How Connecticut housing agency bucked the markets
Working amid uncertainty in the equity and fixed-income markets, the Connecticut Housing Finance Authority held an oversubscribed $118 million fixed-rate bond sale.
The authority received more than $350 million in orders on Feb. 6. Retail accounted for $67 million, according to executive director Karl Kilduff.
CHFA was the first state housing financing agency in the U.S. to sell bonds in the post-tax overhaul market.
“In the new lower corporate tax rate environment, there were concerns about investors seeking greater yields,” the authority said in a statement. “However, CHFA saw little to no increase relative to Municipal Market Data and Treasuries.”
Senior manager Bank of America Merrill Lynch was able to reduce the coupons of various maturities between 3 and 10 basis points, which will lower the cost of its program.
Moody’s Investors Service and S&P Global Ratings each rated the bonds triple-A.
Moody’s based its rating on “the high overcollateralization of assets to liabilities, very strong program cash flows, a high percentage of government-insured loans and support from the [state] through the Housing Mortgage Capital Reserve Fund.”
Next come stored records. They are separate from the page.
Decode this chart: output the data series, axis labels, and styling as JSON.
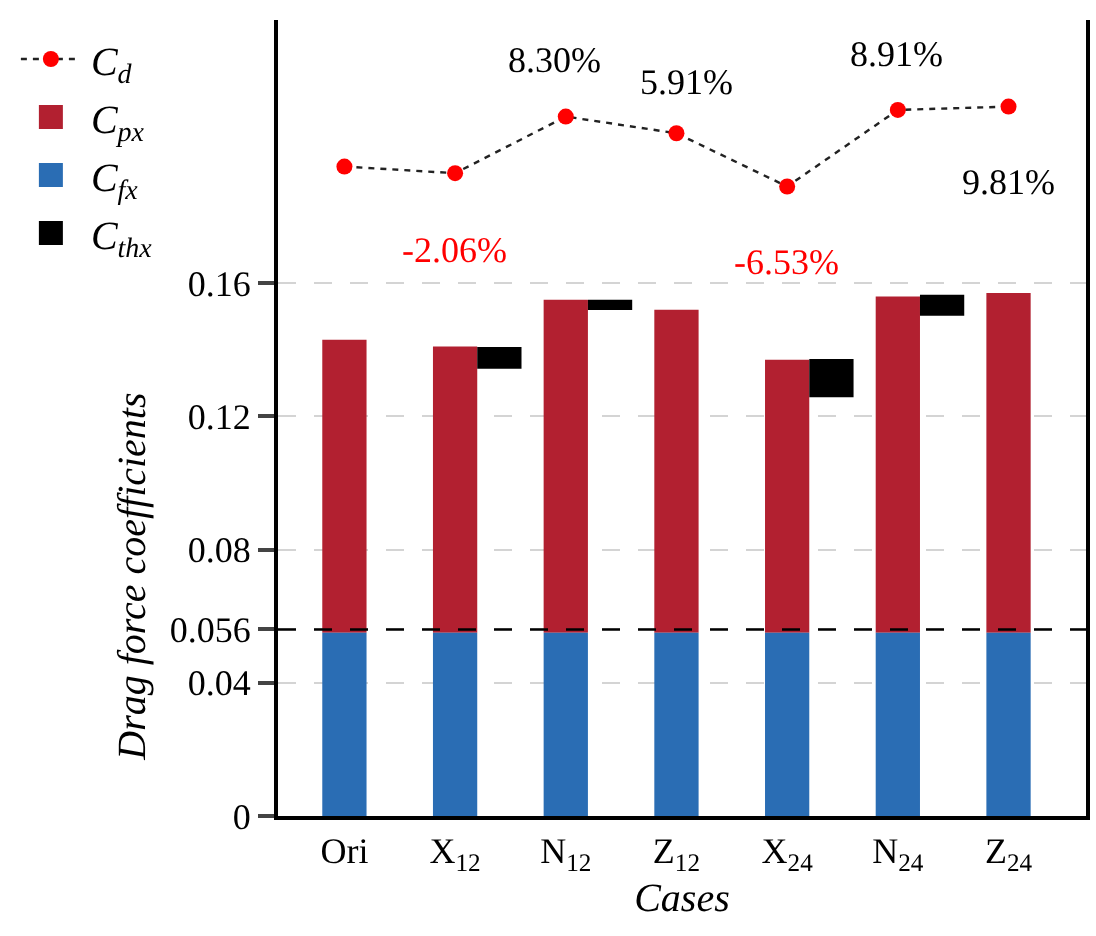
{
  "chart_data": {
    "type": "bar",
    "xlabel": "Cases",
    "ylabel": "Drag force coefficients",
    "categories": [
      "Ori",
      "X$_{12}$",
      "N$_{12}$",
      "Z$_{12}$",
      "X$_{24}$",
      "N$_{24}$",
      "Z$_{24}$"
    ],
    "series": [
      {
        "name": "C$_{d}$",
        "type": "line",
        "color": "#ff0000",
        "marker": "circle",
        "line_style": "dotted",
        "values": [
          0.195,
          0.193,
          0.21,
          0.205,
          0.189,
          0.212,
          0.213
        ]
      },
      {
        "name": "C$_{px}$",
        "color": "#b22030",
        "base": [
          0.055,
          0.055,
          0.055,
          0.055,
          0.055,
          0.055,
          0.055
        ],
        "values": [
          0.088,
          0.086,
          0.1,
          0.097,
          0.082,
          0.101,
          0.102
        ]
      },
      {
        "name": "C$_{fx}$",
        "color": "#2a6db4",
        "values": [
          0.055,
          0.055,
          0.055,
          0.055,
          0.055,
          0.055,
          0.055
        ]
      },
      {
        "name": "C$_{thx}$",
        "color": "#000000",
        "base": [
          null,
          0.1343,
          0.1519,
          null,
          0.1257,
          0.1502,
          null
        ],
        "values": [
          null,
          0.0065,
          0.0031,
          null,
          0.0115,
          0.0063,
          null
        ]
      }
    ],
    "ylim": [
      0,
      0.239
    ],
    "yticks": [
      0,
      0.04,
      0.056,
      0.08,
      0.12,
      0.16
    ],
    "grid": "y",
    "legend": "top left",
    "ref_lines": [
      {
        "axis": "y",
        "value": 0.056,
        "color": "#000000",
        "line_style": "dashed"
      }
    ],
    "annotations": [
      "-2.06%",
      "8.30%",
      "5.91%",
      "-6.53%",
      "8.91%",
      "9.81%"
    ]
  }
}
S&P, in its municipal housing outlook, said that while the full impact from the tax act remains uncertain, its effect on demand for housing finance agency mortgage lending is unlikely. S&P said market conditions for bond-financed single-family mortgage lending programs are favorable.
Bond sales, said executive director Karl Kilduff, provide the funds to enable CHFA to offer below-market interest rates on mortgages for buyers with low to moderate incomes who are first-time buyers, or who have not owned a home in three years.
“Lower rates make it a little easier for them to make the leap from renters to homeowners,” said Kilduff.
The authority’s rates range from 3.625% and 3.875% -- for the 1 point option -- compared with the average conventional rate of 4.32%, based on Freddie Mac’s Primary Mortgage Market Survey.
In 2017, CHFA issued $693 million in bonds, providing funding for nearly 3,000 single-family mortgages.
Connecticut lawmakers in 1969 created the authority as a self-supporting quasi-public housing agency charged with expanding affordable housing opportunities for the state’s low- and moderate-income families and individuals.
To date, its combined mortgage financing for CHFA’s single-and multifamily housing programs exceeds $11 billion.
Kutak Rock LLP, Hawkins Delafield & Wood LLP and Lewis & Munday PC were co-bond counsel for the bond sale. Lamont Financial Services Corp. was the financial advisor.